Maybe U.S needs to do a lot of things but that doesn’t detract from the fact that Pakistan certainly does. For one, taking a commonsensical approach, getting Pakistan to drop the use of terror as a matter of state policy, I thought, should have figured way up in your arguments. But surprise, it’s not mentioned at all.
You speak of the ‘enemy’ as if he’s any different from the people in Pakistan. He’s there, amongst them, nameless, faceless showing his hand when it’s time. According to you, Palestine, Iraq, Kashmir seem to justify the conduct of the jihadis. Maybe they do but again maybe they don’t. People from opposing sides can take the argument back into antiquity conveniently settling on a cut-off date favorable to them. Not likely to work.
The injured air of Pakistan being ‘used’ by the U.S in the Afghan war does sound hollow. After all, they were in it for something (another story). Altruism certainly is not the leitmotif of Pakistani character. Remember, nobody put a gun to their head to do U.S’s bidding. And when they actually did, this was after 9/11 when Colin Powell had Gen. Mush by the short and the curly, the lot turned on their own. So if the Generals, Prime Ministers, soldiers, sailors, tinker, spy are at the receiving end of these jihadis, it’s simply because they ‘betrayed’ them. Showing clear absence of spine, the Generals went after the very jihadis they had nurtured rather than stand up to the Americans. So can you blame these guys for loving them less? Making a virtue out of a necessity that was forced on Pakistan is laughable. And you’re right ‘rogue’ ISI does sound trite, for there is nothing such as ‘rogue’ ISI or military elements. When the covert operations go sour and the operatives exposed, the Pakistani state simply jettisons them. Remember ’65 fiasco in Kashmir, the NLI soldiers in Kargil, the jihadis after 9/11 and now Bombay. The list grows. And it continues on even today. Maybe this would be a better description of the Pakistani national character “We Disown Our Own.”

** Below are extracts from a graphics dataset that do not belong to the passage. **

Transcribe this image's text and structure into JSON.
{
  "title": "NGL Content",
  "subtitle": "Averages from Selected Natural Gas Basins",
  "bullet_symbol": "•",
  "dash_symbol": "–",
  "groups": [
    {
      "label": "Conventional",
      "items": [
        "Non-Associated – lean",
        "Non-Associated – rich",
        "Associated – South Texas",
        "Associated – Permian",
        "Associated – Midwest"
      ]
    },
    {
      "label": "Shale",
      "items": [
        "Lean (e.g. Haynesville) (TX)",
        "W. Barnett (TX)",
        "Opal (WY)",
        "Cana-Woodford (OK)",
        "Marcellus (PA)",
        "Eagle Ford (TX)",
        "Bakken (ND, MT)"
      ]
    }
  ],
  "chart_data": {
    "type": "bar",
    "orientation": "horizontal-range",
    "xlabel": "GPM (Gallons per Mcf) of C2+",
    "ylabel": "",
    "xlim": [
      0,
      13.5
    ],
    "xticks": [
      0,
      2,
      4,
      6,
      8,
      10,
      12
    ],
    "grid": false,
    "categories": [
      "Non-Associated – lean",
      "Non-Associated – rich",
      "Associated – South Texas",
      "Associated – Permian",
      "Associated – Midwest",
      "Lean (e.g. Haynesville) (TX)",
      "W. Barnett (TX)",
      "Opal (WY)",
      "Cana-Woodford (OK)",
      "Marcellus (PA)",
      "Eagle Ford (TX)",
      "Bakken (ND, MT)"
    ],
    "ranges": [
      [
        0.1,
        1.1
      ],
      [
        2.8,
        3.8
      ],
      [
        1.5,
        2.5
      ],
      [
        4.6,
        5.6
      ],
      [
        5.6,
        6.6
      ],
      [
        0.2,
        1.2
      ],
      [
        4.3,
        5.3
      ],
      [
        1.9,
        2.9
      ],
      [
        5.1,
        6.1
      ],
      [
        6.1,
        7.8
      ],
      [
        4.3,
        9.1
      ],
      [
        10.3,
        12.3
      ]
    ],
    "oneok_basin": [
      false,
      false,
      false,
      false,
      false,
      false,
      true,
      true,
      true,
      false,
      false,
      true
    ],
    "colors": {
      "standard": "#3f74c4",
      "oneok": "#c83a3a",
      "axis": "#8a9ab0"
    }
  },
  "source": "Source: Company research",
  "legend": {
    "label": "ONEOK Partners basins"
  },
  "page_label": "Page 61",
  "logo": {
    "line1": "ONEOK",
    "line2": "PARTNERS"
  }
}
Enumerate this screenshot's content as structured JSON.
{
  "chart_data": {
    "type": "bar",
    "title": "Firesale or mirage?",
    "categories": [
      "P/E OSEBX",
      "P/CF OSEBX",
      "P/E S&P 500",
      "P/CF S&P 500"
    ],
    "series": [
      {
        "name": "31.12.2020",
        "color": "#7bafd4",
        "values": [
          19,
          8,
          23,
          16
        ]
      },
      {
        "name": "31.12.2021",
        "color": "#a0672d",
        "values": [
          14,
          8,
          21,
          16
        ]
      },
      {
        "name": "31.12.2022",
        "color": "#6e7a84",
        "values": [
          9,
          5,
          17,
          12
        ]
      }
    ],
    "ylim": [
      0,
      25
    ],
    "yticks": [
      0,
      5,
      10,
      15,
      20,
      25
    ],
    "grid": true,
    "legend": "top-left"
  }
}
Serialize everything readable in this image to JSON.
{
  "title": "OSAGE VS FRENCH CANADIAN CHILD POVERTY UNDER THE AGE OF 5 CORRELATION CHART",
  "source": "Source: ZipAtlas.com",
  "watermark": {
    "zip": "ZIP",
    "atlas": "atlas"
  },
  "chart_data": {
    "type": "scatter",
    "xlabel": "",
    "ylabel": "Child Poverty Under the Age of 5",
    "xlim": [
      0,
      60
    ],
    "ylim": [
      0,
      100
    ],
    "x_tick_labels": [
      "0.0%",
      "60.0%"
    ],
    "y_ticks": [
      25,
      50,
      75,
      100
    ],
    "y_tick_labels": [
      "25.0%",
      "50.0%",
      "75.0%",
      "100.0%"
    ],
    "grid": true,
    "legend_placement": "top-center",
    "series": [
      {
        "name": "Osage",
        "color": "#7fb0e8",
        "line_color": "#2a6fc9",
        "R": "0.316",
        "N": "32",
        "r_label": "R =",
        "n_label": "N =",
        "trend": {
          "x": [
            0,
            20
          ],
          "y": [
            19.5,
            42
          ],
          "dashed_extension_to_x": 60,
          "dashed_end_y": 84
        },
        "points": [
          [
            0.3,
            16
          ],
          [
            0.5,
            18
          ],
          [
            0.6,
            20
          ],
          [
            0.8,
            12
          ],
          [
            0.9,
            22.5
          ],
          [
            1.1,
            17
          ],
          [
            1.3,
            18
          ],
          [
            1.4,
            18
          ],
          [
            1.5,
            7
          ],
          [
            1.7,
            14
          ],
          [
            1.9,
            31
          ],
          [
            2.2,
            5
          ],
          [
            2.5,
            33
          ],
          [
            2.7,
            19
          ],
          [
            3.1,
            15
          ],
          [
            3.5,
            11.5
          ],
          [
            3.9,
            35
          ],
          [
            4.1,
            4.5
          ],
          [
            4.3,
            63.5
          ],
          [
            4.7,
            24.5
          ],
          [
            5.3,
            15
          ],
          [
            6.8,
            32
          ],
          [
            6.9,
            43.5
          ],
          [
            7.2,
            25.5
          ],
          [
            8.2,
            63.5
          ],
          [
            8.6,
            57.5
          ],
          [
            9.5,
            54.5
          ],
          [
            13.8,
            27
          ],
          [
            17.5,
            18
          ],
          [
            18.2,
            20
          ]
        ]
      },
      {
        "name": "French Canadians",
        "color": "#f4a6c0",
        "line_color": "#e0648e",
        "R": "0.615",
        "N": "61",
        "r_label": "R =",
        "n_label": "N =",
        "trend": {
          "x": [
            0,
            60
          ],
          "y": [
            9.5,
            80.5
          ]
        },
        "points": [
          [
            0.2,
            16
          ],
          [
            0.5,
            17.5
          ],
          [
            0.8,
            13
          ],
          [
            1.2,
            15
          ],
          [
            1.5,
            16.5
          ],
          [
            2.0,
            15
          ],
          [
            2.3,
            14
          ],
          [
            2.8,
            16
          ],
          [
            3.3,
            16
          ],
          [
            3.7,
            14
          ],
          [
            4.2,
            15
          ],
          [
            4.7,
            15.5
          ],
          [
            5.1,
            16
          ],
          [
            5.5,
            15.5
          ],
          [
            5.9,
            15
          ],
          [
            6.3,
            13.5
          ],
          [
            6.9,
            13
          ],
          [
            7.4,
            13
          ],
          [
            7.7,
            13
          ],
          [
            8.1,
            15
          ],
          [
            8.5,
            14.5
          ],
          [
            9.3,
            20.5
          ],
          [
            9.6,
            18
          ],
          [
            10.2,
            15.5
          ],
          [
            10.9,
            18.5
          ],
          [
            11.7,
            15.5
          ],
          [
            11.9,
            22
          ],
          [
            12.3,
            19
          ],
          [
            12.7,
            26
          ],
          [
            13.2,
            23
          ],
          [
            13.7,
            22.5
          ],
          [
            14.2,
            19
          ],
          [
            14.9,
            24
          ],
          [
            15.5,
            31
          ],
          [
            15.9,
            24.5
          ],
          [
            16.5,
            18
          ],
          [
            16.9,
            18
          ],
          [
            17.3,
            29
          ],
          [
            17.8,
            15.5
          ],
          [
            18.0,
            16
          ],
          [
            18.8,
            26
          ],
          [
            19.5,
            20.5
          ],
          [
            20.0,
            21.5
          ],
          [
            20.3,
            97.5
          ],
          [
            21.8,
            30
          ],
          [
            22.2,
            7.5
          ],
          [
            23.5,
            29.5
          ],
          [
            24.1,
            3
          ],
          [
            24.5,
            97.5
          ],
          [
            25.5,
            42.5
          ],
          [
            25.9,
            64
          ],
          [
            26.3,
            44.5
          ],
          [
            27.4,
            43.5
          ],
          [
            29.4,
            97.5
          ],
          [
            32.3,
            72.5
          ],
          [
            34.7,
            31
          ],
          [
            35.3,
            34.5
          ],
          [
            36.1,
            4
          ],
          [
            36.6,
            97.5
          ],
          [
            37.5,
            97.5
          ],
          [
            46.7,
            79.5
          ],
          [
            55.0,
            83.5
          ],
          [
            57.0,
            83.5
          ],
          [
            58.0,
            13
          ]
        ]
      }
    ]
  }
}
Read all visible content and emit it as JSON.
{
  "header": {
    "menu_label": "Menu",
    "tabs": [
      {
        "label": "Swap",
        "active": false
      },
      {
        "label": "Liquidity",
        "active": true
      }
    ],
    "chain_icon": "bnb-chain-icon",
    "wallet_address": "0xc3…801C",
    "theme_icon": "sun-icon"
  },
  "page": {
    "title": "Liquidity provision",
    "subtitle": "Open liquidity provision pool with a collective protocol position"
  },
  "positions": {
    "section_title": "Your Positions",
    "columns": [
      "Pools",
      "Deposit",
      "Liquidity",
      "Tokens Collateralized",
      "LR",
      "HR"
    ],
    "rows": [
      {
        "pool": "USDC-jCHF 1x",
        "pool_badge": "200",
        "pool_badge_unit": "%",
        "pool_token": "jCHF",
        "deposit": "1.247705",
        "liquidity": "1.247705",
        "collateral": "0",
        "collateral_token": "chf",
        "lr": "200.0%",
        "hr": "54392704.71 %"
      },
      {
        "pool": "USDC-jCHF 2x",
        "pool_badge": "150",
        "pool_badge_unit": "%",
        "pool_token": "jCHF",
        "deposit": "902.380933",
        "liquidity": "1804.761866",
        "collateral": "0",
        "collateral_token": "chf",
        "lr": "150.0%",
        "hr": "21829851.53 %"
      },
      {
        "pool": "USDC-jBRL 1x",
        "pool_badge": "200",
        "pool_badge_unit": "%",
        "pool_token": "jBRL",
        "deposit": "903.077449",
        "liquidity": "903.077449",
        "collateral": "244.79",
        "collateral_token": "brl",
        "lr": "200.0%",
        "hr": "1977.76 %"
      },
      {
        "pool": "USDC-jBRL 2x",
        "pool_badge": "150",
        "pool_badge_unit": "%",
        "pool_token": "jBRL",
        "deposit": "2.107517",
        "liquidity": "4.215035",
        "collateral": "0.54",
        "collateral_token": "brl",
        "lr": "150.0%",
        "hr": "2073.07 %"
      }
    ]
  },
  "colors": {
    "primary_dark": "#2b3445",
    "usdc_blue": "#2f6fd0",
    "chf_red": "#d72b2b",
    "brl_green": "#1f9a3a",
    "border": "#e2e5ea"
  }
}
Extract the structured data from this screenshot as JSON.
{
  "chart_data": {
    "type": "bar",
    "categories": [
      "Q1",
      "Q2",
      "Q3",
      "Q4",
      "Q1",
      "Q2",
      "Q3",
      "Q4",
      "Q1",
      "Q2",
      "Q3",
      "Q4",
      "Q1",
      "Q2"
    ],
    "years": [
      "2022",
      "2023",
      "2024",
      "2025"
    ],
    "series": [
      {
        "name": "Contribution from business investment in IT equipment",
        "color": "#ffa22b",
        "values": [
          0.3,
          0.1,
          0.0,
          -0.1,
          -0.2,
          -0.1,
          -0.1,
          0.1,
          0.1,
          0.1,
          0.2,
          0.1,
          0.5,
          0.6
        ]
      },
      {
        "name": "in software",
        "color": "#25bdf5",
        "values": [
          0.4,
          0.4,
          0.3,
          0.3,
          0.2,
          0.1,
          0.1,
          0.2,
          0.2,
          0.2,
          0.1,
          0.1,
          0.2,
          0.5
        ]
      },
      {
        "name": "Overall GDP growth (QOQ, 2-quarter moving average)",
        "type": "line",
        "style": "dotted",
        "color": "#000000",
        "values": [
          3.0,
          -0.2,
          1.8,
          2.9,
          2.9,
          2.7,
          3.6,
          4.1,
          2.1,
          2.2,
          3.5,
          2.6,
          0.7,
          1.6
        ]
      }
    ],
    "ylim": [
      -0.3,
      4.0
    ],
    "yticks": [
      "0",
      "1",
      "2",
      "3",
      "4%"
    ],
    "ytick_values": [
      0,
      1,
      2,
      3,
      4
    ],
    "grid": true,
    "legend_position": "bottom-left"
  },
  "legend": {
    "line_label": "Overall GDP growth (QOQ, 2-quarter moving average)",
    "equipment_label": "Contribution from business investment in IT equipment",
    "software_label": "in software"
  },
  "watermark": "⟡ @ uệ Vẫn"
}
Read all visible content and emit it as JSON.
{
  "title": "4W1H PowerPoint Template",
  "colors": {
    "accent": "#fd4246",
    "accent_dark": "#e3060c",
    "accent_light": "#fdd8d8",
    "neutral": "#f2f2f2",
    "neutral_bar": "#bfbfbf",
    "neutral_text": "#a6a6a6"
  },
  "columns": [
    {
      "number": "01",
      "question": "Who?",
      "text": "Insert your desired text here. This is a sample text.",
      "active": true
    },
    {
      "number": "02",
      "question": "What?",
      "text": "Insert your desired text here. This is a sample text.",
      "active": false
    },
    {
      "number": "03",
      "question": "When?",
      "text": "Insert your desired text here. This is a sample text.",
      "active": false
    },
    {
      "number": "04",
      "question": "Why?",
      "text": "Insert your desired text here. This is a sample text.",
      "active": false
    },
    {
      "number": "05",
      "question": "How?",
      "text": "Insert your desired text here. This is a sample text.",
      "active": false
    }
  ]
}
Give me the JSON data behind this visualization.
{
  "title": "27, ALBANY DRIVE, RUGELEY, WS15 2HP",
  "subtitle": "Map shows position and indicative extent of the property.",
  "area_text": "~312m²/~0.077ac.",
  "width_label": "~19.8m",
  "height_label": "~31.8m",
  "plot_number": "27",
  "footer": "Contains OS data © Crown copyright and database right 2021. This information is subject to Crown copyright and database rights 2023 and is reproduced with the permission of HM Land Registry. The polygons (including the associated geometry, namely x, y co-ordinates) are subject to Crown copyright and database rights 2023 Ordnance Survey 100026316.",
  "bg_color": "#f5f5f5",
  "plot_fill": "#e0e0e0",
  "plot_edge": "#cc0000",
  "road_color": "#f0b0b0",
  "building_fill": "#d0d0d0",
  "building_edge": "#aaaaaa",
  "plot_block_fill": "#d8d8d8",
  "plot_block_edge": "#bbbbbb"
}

Approx. 10 billion USD has been pumped in Pakistan since the war on terror began. What has Pakistan got to show for it? Agosta subs from France and the new block F-16s. Sure, America was stupid to help the Generals with their wish-list. But what about the Generals themselves? Wouldn’t common sense have dictated that they invest in counter-insurgency equipment, better training and most important – replacing the venom spewing radical madrasas with a functional educational system? But then, how’s a Gen. to know what is good for his country? Politicians are better. Or are they? Take Zardari & Co, he mouths the correct platitudes on the Bombay carnage but when it comes to delivering, he can’t. Why? Presumably, Gen. Kiyani & Co are queering his pitch. That’s a charitable view. What stops him from forcing Kiyani’s hand and doing the right thing? The people of Pakistan. He knows they’ll not back him when the push comes to a shove. He’s no different from the Pakistani people. After all, he’s one of them.